Six current-day ghost hunters set out to find the truth in the murder legend of Vinney Keller, a naïve teenager who was found dead in her farmhouse cellar in 1903. Historical opinion places the blame on the Keller’s hired hand: Enos Patchett, a lumbering, illiterate man in his 40s, who was with the Keller family for years. But there were other suspects as well. The ghost hunters hope to contact Vinney’s spirit to find out the real story. But for some of the hunters, truth is secondary to hyping their methods and results to increase their media popularity and TV opportunities. Soon the hunters find themselves mired in miscommunication between the living and the dead, the literal ghosts of the past who are determined to set the story straight.
With Laura Mazzuca Toops
What inspired you to write this play?
The idea for Crossing Over came to me after I moved into an 1888 farmhouse. The son of the original family died young and sometimes makes his presence known. I was intrigued by the idea of the dead and the living coexisting in a shared space, mostly unaware of each other, but sometimes interacting -- and what would happen when they finally connected.

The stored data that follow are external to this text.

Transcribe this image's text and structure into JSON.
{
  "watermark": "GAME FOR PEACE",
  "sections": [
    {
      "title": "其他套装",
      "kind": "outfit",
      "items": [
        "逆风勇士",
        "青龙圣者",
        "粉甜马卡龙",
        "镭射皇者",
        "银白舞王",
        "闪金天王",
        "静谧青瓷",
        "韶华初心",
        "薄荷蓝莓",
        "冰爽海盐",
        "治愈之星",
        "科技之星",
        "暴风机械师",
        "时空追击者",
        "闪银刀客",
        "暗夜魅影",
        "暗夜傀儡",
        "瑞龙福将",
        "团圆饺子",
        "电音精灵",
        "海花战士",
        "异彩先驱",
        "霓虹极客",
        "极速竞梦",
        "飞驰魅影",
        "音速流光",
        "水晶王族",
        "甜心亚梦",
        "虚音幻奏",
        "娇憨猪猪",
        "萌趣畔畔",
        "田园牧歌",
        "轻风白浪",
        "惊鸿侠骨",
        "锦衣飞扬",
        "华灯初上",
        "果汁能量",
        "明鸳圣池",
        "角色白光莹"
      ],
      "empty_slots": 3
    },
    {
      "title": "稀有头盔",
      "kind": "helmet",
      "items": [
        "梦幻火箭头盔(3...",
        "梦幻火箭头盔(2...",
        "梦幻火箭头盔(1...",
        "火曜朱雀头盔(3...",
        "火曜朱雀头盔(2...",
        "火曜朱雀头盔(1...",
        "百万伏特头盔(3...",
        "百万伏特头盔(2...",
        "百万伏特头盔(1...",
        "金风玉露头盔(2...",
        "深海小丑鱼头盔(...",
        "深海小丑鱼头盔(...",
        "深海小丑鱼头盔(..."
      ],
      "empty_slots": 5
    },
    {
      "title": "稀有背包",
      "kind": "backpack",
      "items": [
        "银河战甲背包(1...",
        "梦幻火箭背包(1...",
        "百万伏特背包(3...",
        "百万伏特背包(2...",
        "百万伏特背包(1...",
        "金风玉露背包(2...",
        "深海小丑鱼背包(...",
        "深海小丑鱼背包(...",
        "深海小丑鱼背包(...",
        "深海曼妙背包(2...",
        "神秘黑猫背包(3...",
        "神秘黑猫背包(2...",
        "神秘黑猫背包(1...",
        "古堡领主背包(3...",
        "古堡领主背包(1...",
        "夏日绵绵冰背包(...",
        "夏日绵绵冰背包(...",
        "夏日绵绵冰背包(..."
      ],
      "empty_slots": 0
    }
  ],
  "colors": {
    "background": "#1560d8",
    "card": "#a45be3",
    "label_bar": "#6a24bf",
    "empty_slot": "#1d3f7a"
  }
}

What's your favorite part or line in the play? Why?
I like the dynamic between the two teenaged girls -- Katie (a living girl) and Vinney (a ghost) – and how they manage to strike up an unlikely friendship that transcends time and space.

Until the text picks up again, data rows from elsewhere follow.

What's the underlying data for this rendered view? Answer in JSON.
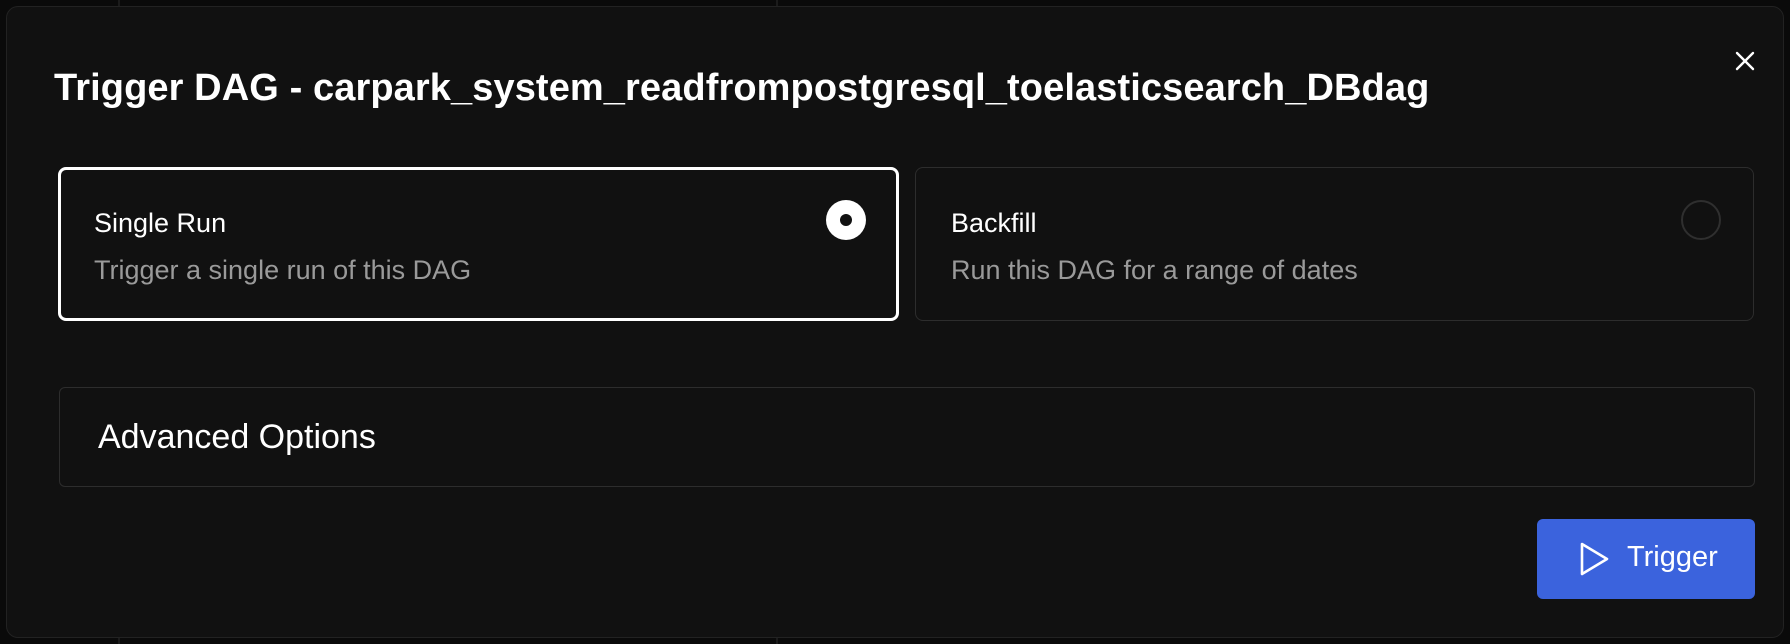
{
  "dialog": {
    "title": "Trigger DAG - carpark_system_readfrompostgresql_toelasticsearch_DBdag",
    "close_icon": "close-icon"
  },
  "run_options": [
    {
      "title": "Single Run",
      "description": "Trigger a single run of this DAG",
      "selected": true
    },
    {
      "title": "Backfill",
      "description": "Run this DAG for a range of dates",
      "selected": false
    }
  ],
  "advanced": {
    "label": "Advanced Options"
  },
  "footer": {
    "trigger_label": "Trigger",
    "trigger_icon": "play-icon"
  },
  "colors": {
    "background": "#111111",
    "accent": "#3b63dd",
    "text_primary": "#ffffff",
    "text_secondary": "#9a9a9a",
    "border": "#2d2d2d"
  }
}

Where did the characters come from? Are they based on people you know?
The idea for Crossing Over came from my own experiences as a “ghost hunter” and my long-time love of all things paranormal. I’ve always been amused by the different “types” that seem to gravitate to ghost hunting – the tech nerds, the self-proclaimed “super psychics,” the dabblers, and the skeptics. I always thought that some of their histrionics wouldn’t attract ghosts so much as annoy them.

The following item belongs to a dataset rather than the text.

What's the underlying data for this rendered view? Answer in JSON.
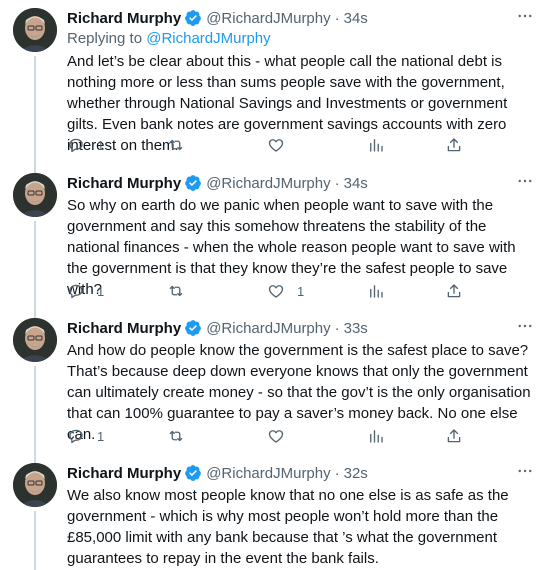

What did you try to achieve with this play?
I wanted to illustrate the absurd dichotomy between reality TV paranormal shows and the lives of the real people they were trying to contact – and how sometimes “real life is a lot more boring” than the dramatic reenactments make it seem.
Do you have anything else you'd like to add?
After more than 40 years as a writer of fact and fiction, I discovered playwriting after becoming involved in community theater. It’s allowed me to finally find my true voice. Crossing Over is the result of two stage productions and lots of input from actors, writers, editors, and others. Theater is truly collaborative!